Transfection of Hsp70

pcDNA-HspP70 was generated as previously described (29). Briefly, human hsp70 cDNA was generated and amplified by reverse transcription-PCR using total RNA from human mesothelial cells (MeT-5A, (ATCC-CRL-9994), LGC Standards GmbH) as template. The PCR primers, including a BamHI site (forward primer) and HindIII site (reverse primer), were designed based on the hsp70 sequence registered in Gen-Bank (BC002453). The PCR product was then cloned into BamHI- and HINDIII-digested pcDNA3.1 (Invitrogen, Carlsbad, CA) to generate pcDNA3.1-hsp70. pcDNA-hsp70 was dissolved in tris–EDTA buffer (pH 7–8) to a minimum DNA concentration of 0.1 µg/µl. PolyFect Transfection Reagent (Qiagen, Hilden, Germany) was added to the DNA solution for 10 min at room temperature, to allow complex formation. Cells were washed once with phosphate-buffered saline and the appropriate amount of growth media (without antibiotics) containing transfection complexes was immediately afterwards transferred to the cells in the dishes. Cells were incubated for 24 h under standard conditions to allow gene expression.

Western Blot Analysis

To assess changes in protein induction, 100 μg of protein from total cell homogenate mixed with sodium dodecyl sulfate (SDS)-sample buffer were separated by SDS-PAGE on 12% polyacrylamide gels (Amersham Pharmacia Biotech, Uppsala, Sweden) and subsequently electroblotted onto nitrocellulose membranes. Nonspecific background was blocked by incubating with 5% nonfat dry milk in tris buffered saline and 1% Tween (TBST). The membranes were then incubated with primary antibodies against Hsp70 (SPA-810, Enzo Life Sciences, Farmingdale, NY), ezrin (3C12, Sigma-Aldrich) and E-cadherin (33–4000, Life technologies, Carlsbad, CA).
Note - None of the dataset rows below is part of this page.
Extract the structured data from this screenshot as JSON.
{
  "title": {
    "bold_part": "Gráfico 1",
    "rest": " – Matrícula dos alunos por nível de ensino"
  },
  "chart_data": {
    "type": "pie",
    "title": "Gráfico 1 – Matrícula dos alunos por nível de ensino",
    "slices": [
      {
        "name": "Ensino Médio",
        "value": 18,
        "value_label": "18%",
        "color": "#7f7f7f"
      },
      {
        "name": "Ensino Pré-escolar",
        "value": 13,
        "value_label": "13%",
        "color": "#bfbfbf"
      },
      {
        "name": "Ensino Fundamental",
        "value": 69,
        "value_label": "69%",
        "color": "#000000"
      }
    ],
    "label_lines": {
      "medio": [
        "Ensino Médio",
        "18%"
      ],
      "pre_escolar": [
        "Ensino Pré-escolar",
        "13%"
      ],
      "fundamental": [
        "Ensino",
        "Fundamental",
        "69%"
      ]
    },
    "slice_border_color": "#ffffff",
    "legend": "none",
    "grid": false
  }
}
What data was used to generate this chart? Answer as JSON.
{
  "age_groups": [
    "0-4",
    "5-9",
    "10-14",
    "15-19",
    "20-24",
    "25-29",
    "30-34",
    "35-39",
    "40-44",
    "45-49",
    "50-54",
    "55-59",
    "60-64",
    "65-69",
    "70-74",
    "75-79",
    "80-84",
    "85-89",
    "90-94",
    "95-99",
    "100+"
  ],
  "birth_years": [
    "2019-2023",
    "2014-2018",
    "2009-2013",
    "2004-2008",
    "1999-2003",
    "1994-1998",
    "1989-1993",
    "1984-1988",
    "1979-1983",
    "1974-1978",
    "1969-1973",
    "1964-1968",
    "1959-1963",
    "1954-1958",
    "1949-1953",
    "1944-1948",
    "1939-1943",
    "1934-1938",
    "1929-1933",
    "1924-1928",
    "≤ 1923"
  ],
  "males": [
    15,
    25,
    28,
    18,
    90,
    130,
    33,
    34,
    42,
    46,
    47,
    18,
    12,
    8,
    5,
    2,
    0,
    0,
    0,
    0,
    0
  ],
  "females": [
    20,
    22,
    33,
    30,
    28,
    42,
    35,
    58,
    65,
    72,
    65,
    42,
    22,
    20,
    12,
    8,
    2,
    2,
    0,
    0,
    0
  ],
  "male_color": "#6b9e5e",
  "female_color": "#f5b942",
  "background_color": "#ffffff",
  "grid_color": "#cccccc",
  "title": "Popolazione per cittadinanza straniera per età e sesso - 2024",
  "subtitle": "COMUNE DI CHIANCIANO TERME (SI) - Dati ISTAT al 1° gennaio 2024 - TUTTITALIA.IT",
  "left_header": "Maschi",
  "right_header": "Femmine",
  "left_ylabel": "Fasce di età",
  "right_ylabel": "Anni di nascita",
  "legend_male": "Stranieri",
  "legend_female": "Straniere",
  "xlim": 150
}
Detection was accomplished by incubation with appropriate secondary antibodies and enhanced chemiluminescence solution. Computerized densitometry of the specific bands on all blots was performed using Image Master Analysis Software (GE Healthcare-Life Science, Uppsala, Sweden).

Statistical Analysis

All data were collected and analyzed in a systematic manner. Values of treatment conditions were compared with values of control samples using a Wilcoxon signed rank test (SPSS 7.5 for Windows, SPSS, Chicago, IL). P values lower than 0.05 were considered significant. Results are presented as means ± SD. Approval of the Institutional Review Board of the Medical University of Vienna was not required.

Statement of Financial Support

No financial assistance was received to support this study.